Another odd note came out again at the end of the introduction where he compares Christian homeschoolers and classical schools to Irish monks preserving the Greek and Roman classics “through a potential new dark age” (24). Later he claims of America’s democratic system “that the only reason that system works is that it is built on a body of citizens who are mostly Christian and therefore morally self-regulating. That is to say, if America were ever to lose her grounding in Christian morality, her governmental systems would eventually collapse from within” (88). Which begs several questions: How did the Greek system work? What about that law written on the human heart? What about the fallenness even of Christians (the Atlantic slave trade, western colonization, the medieval Catholic church)? What of the morality of other cultures? And if European-Americans will be a minority in the US by 2020, tracing “American” from the Greeks through the Jews to Christianity will disenfranchise the majority of the citizens. 

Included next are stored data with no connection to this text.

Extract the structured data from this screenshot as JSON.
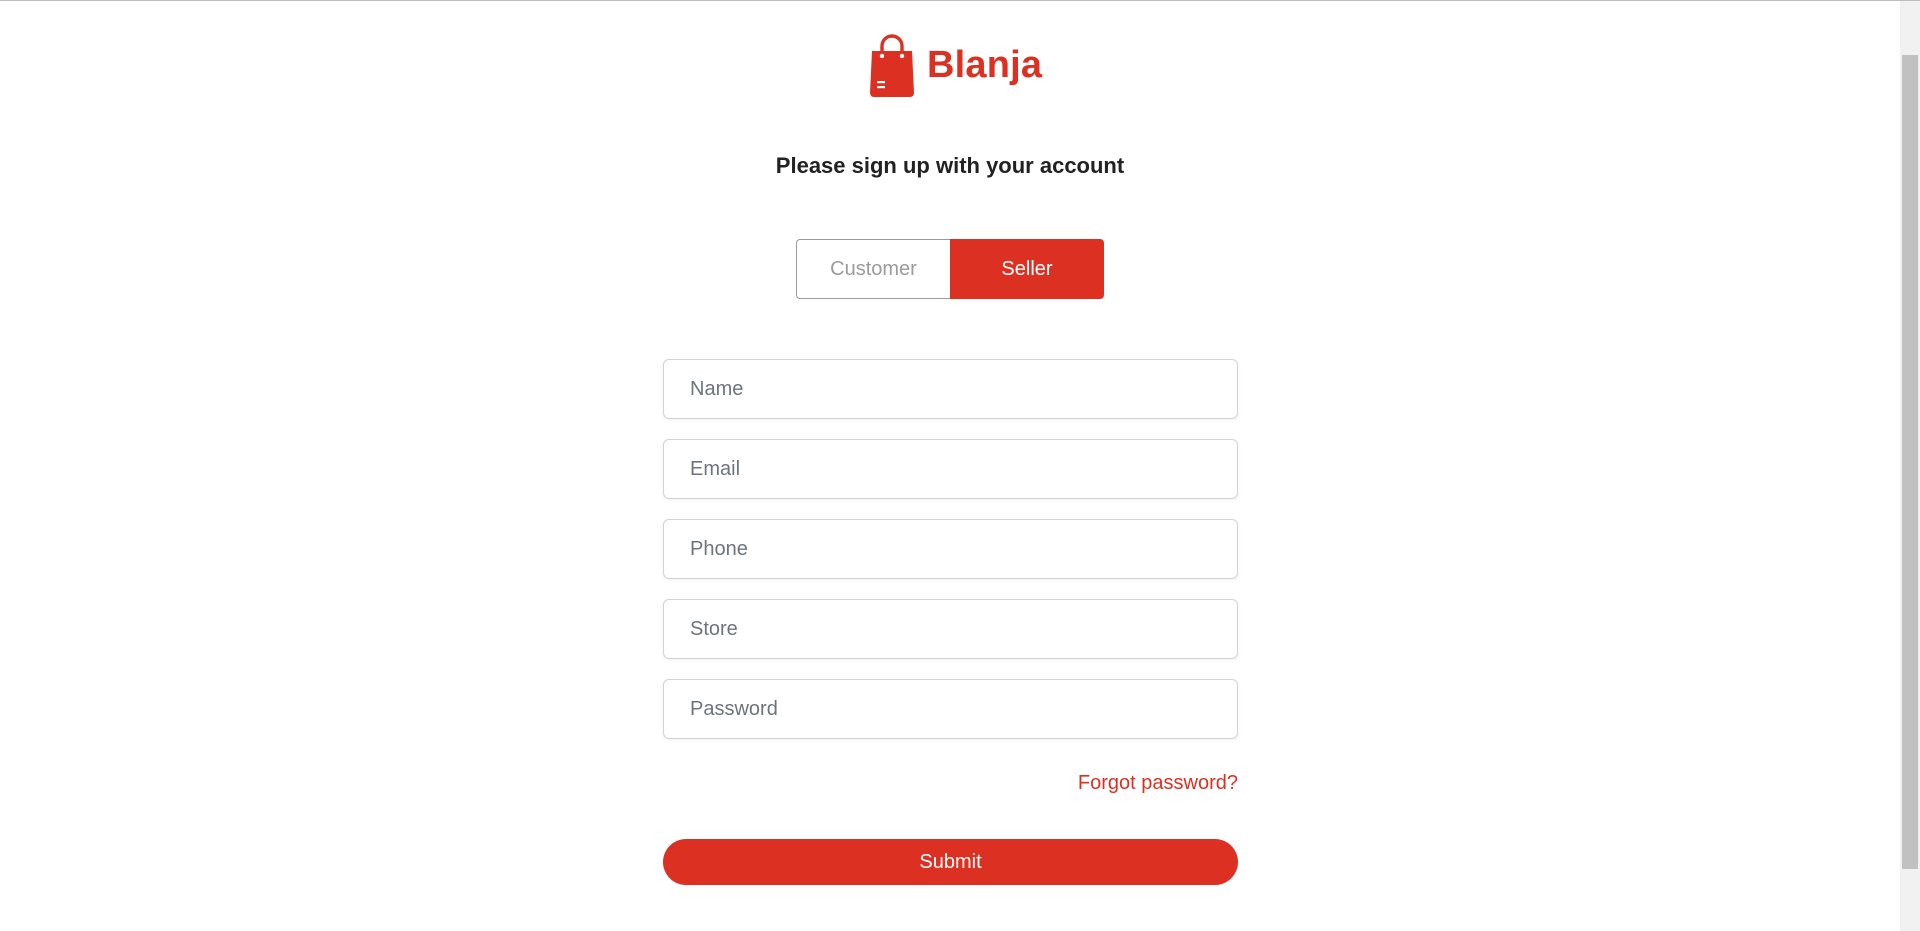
{
  "brand": {
    "name": "Blanja",
    "accent_color": "#db3022",
    "logo_icon": "shopping-bag-icon"
  },
  "heading": "Please sign up with your account",
  "role_toggle": {
    "options": [
      "Customer",
      "Seller"
    ],
    "selected": "Seller"
  },
  "form": {
    "name_placeholder": "Name",
    "email_placeholder": "Email",
    "phone_placeholder": "Phone",
    "store_placeholder": "Store",
    "password_placeholder": "Password",
    "forgot_label": "Forgot password?",
    "submit_label": "Submit"
  }
}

I can see Aeneas, like Ulysses, as an expression of the human sense of exile from the expulsion from the Garden until our homecoming to the New Jerusalem, also typified by all the wanderings of God’s people. But I stop short of seeing Aeneas as prefiguring the patriarch Abraham, shepherding his people toward the promised land. And I think that TuFu, Franz Kafka, and Mario Vargas Llosa also express that loss and longing. In fact, I’m beginning to suspect a story doesn’t even have to be “great literature” to express truth. Any story that captures an audience’s attention for any length of time must have struck some chord.  
Here’s what I mean. Along with The Hunger Games, the Cherub series was making its rounds this past year in my class, a big hit with some of the avowed non-readers. One wrote in an online discussion that she loves the Cherub series because it’s about some kids who are orphans, and someone recognizes their special talents, and sends them on a mission only they can do. While she meant it on a purely concrete level, it suddenly hit me that, at some deep level, that is exactly what we all are--orphans, waiting for someone to discover our special talents and give us a mission only we can do.
By all means, read the introduction to this book. Pick one or two of the works you’re interested in to get an idea of how Markos naturally identifies the fragment of truth the author is feeling after in it. For those of us so long habituated to the Christian way of articulating that truth, seeing it in another culture can renew our appreciation for it and for the God who has left the imprint of his truth all over the creation as well as in his creatures. But then go off to other authors, times, cultures--and look for God and the way people have seen his truth in creation there. And maybe you can even use that truth to connect someone from that culture to the Truth. 
Markos, Louis. From Achilles to Christ: Why Christians Should Read the Pagan Classics. Downers Grove, IL: InterVarsity Press, 2007. Print.